ARTICLES: Advance on AIDS Raises Questions as Well as Joy
Wednesday, July 28, 2010 7:10By DONALD G. McNEIL Jr., Published: July 26, 2010
VIENNA — The best AIDS-prevention news in years was released here last week at a world conference on the disease: a vaginal gel, called a microbicide, that can be used without a man knowing it, gave women a 39 percent chance of avoiding infection with the deadly virus.
Thirty-nine percent is, obviously, not perfect, though the women in the South African trial who used the gel most faithfully did better, achieving 54 percent protection.
After more than a dozen microbicide failures, it was a huge relief, and led to cheering and standing ovations for the researchers here.
“This is a field that’s known a lot of pain,” said Catherine Hankins, chief scientific adviser for Unaids, the United Nations’ AIDS-fighting agency.
There was general relief that the data was not as shaky as that of an AIDS vaccine trial released in September.
“There’s a certain feeling of ease and pleasure for me as a scientist that any way you slice the data, it’s statistically significant,” said Dr. Anthony S. Fauci, a top AIDS expert in the United States government, which paid most of the trial’s costs.

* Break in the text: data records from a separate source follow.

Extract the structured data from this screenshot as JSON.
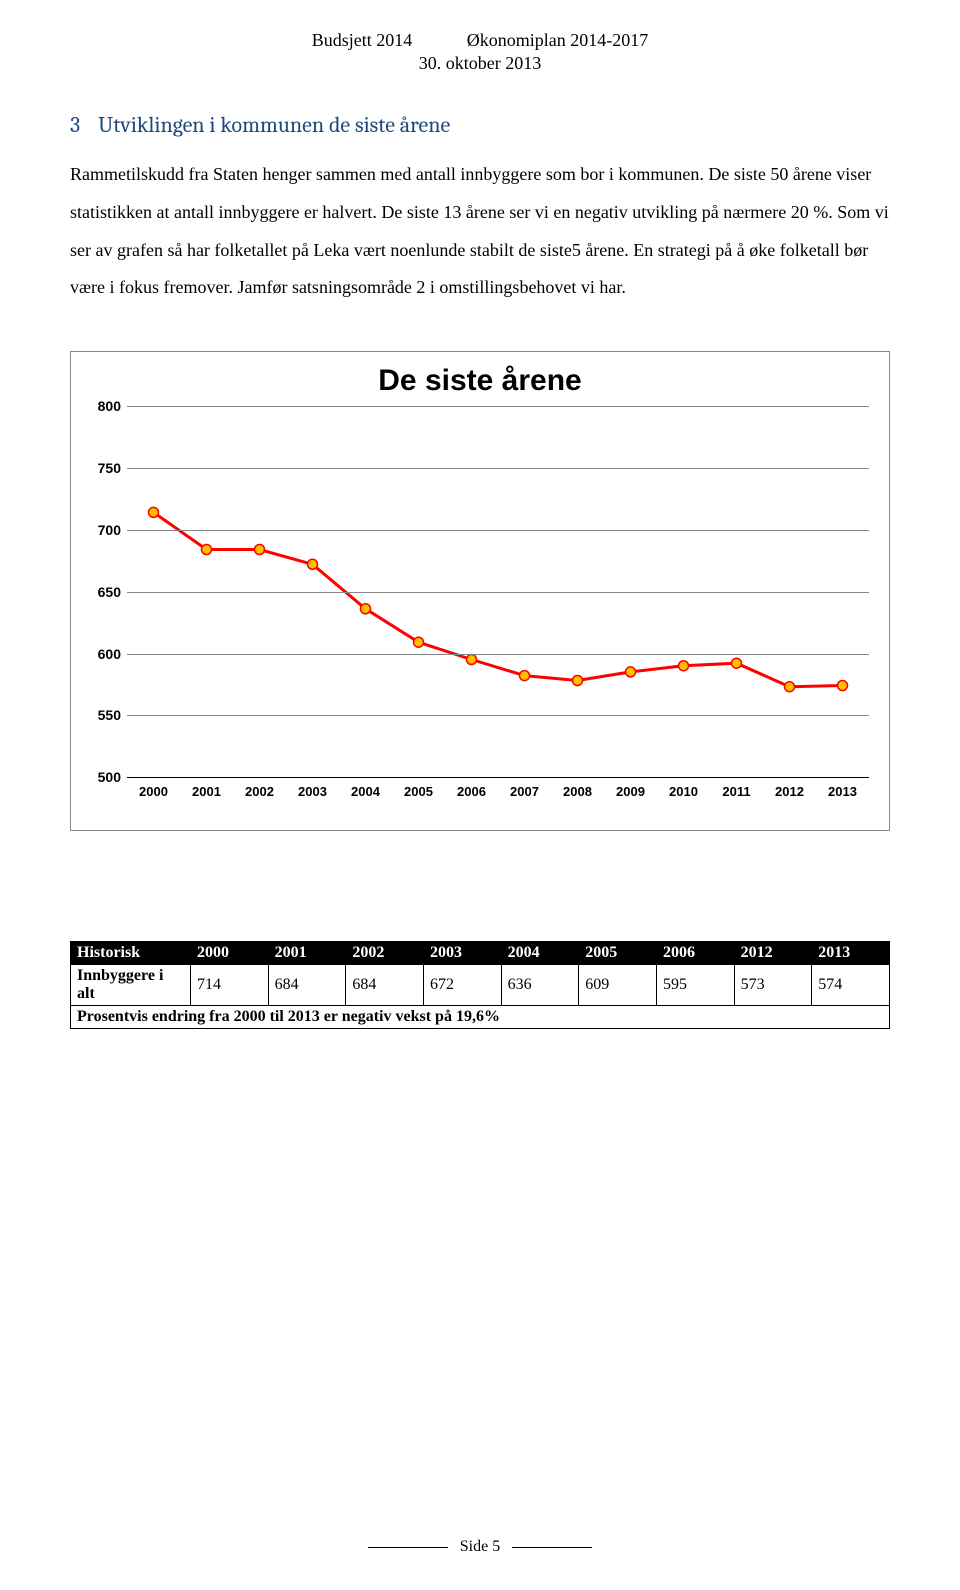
{
  "header": {
    "left": "Budsjett 2014",
    "right": "Økonomiplan 2014-2017",
    "date": "30. oktober 2013"
  },
  "section": {
    "number": "3",
    "title": "Utviklingen i kommunen de siste årene"
  },
  "paragraph": "Rammetilskudd fra Staten henger sammen med antall innbyggere som bor i kommunen. De siste 50 årene viser statistikken at antall innbyggere er halvert. De siste 13 årene ser vi en negativ utvikling på nærmere 20 %. Som vi ser av grafen så har folketallet på Leka vært noenlunde stabilt de siste5 årene. En strategi på å øke folketall bør være i fokus fremover. Jamfør satsningsområde 2 i omstillingsbehovet vi har.",
  "chart": {
    "title": "De siste årene",
    "type": "line",
    "x_labels": [
      "2000",
      "2001",
      "2002",
      "2003",
      "2004",
      "2005",
      "2006",
      "2007",
      "2008",
      "2009",
      "2010",
      "2011",
      "2012",
      "2013"
    ],
    "values": [
      714,
      684,
      684,
      672,
      636,
      609,
      595,
      582,
      578,
      585,
      590,
      592,
      573,
      574
    ],
    "ylim": [
      500,
      800
    ],
    "ytick_step": 50,
    "line_color": "#ff0000",
    "marker_color": "#ffc000",
    "marker_border": "#ff0000",
    "line_width": 3,
    "marker_radius": 5,
    "background_color": "#ffffff",
    "grid_color": "#888888",
    "title_fontsize": 30,
    "tick_fontsize": 14
  },
  "table": {
    "header_label": "Historisk",
    "columns": [
      "2000",
      "2001",
      "2002",
      "2003",
      "2004",
      "2005",
      "2006",
      "2012",
      "2013"
    ],
    "row_label": "Innbyggere i alt",
    "row_values": [
      "714",
      "684",
      "684",
      "672",
      "636",
      "609",
      "595",
      "573",
      "574"
    ],
    "footer": "Prosentvis endring fra 2000 til 2013 er negativ vekst på 19,6%"
  },
  "footer": {
    "page": "Side 5"
  }
}
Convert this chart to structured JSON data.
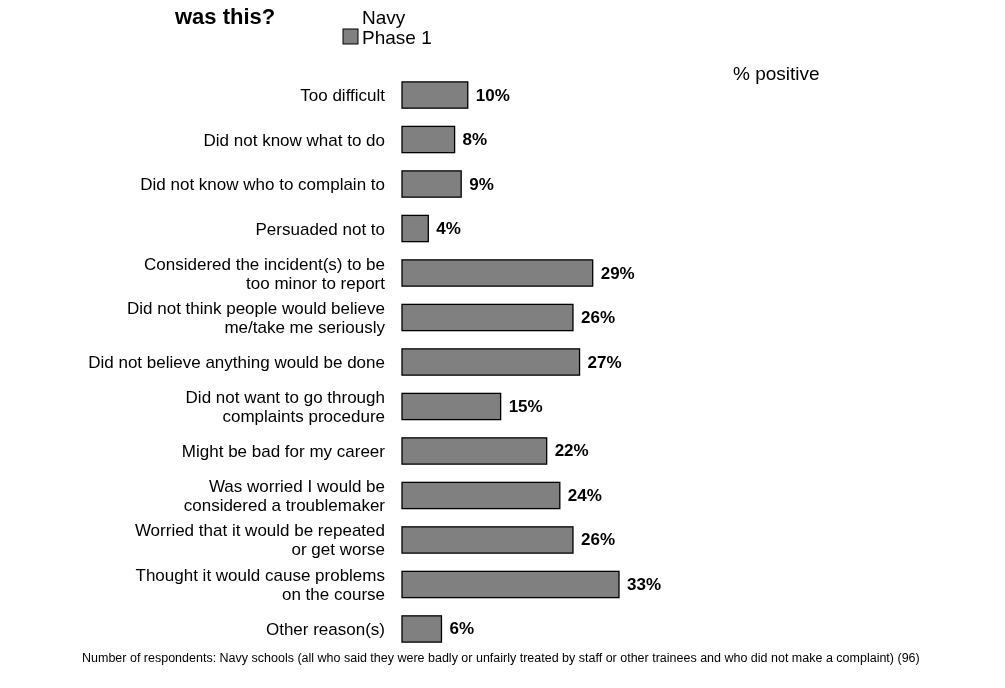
{
  "chart_data": {
    "type": "bar",
    "orientation": "horizontal",
    "title": "was this?",
    "categories": [
      "Too difficult",
      "Did not know what to do",
      "Did not know who to complain to",
      "Persuaded not to",
      "Considered the incident(s) to be\ntoo minor to report",
      "Did not think people would believe\nme/take me seriously",
      "Did not believe anything would be done",
      "Did not want to go through\ncomplaints procedure",
      "Might be bad for my career",
      "Was worried I would be\nconsidered a troublemaker",
      "Worried that it would be repeated\nor get worse",
      "Thought it would cause problems\non the course",
      "Other reason(s)"
    ],
    "series": [
      {
        "name": "Navy\nPhase 1",
        "color": "#808080",
        "values": [
          10,
          8,
          9,
          4,
          29,
          26,
          27,
          15,
          22,
          24,
          26,
          33,
          6
        ],
        "value_labels": [
          "10%",
          "8%",
          "9%",
          "4%",
          "29%",
          "26%",
          "27%",
          "15%",
          "22%",
          "24%",
          "26%",
          "33%",
          "6%"
        ]
      }
    ],
    "legend": "top",
    "annotations": [
      "% positive",
      "Number of respondents: Navy schools (all who said they were badly or unfairly treated by staff or other trainees and who did not make a complaint) (96)"
    ]
  }
}
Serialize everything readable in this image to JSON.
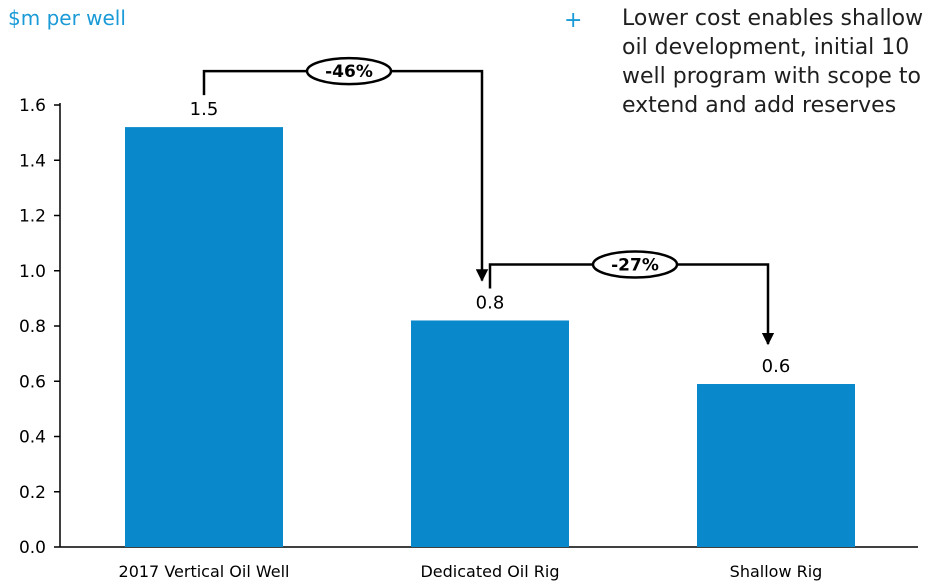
{
  "unit_label": "$m per well",
  "note": {
    "bullet": "+",
    "text": "Lower cost enables shallow oil development, initial 10 well program with scope to extend and add reserves"
  },
  "colors": {
    "bar": "#0a88cc",
    "accent": "#1a9ad6",
    "axis": "#000000"
  },
  "chart_data": {
    "type": "bar",
    "categories": [
      "2017 Vertical Oil Well",
      "Dedicated Oil Rig",
      "Shallow Rig"
    ],
    "values": [
      1.52,
      0.82,
      0.59
    ],
    "data_labels": [
      "1.5",
      "0.8",
      "0.6"
    ],
    "ylim": [
      0,
      1.6
    ],
    "yticks": [
      "0.0",
      "0.2",
      "0.4",
      "0.6",
      "0.8",
      "1.0",
      "1.2",
      "1.4",
      "1.6"
    ],
    "ylabel": "$m per well",
    "grid": false,
    "annotations": [
      {
        "label": "-46%",
        "from": 0,
        "to": 1
      },
      {
        "label": "-27%",
        "from": 1,
        "to": 2
      }
    ]
  }
}
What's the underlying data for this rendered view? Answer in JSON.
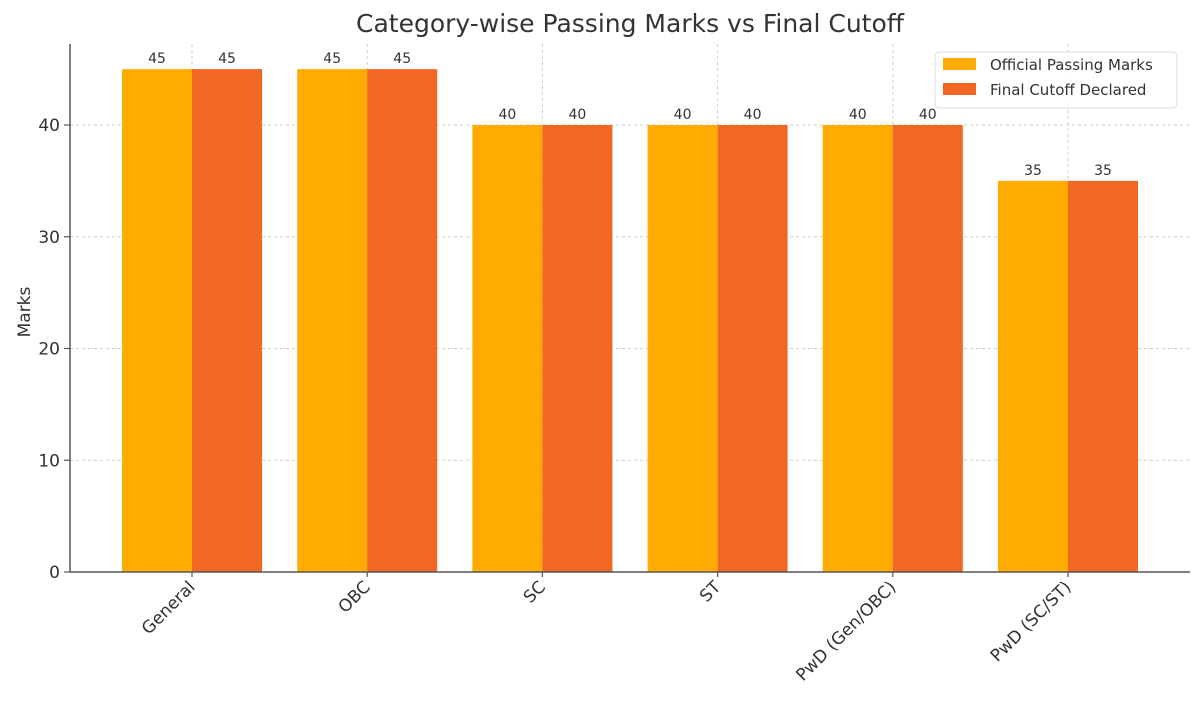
{
  "chart_data": {
    "type": "bar",
    "title": "Category-wise Passing Marks vs Final Cutoff",
    "xlabel": "",
    "ylabel": "Marks",
    "ylim": [
      0,
      47.25
    ],
    "yticks": [
      0,
      10,
      20,
      30,
      40
    ],
    "grid": true,
    "legend_position": "upper right",
    "categories": [
      "General",
      "OBC",
      "SC",
      "ST",
      "PwD (Gen/OBC)",
      "PwD (SC/ST)"
    ],
    "series": [
      {
        "name": "Official Passing Marks",
        "color": "#FFAB00",
        "values": [
          45,
          45,
          40,
          40,
          40,
          35
        ]
      },
      {
        "name": "Final Cutoff Declared",
        "color": "#F26722",
        "values": [
          45,
          45,
          40,
          40,
          40,
          35
        ]
      }
    ]
  }
}
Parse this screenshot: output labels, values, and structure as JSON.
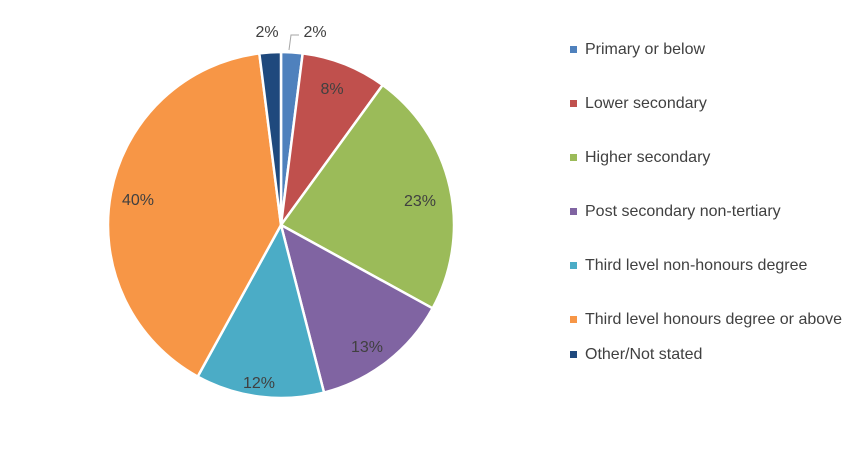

There was an unexpected bonus: the gel protected women even better against genital herpes. (The investigators were not sure why, but it contained tenofovir, an antiviral drug, and AIDS and herpes are both viral.)
Now experts are pondering the many questions raised by the news.
How much more testing will it need to win approval from drug regulators?
Would more than 1 percent tenofovir in the gel, or a two-drug mix, work better?
Can it be made cheaply enough for poor countries? (The gel costs 2 cents a dose, but the applicators are 40 cents because they are patented and were frequently redesigned to be more comfortable.)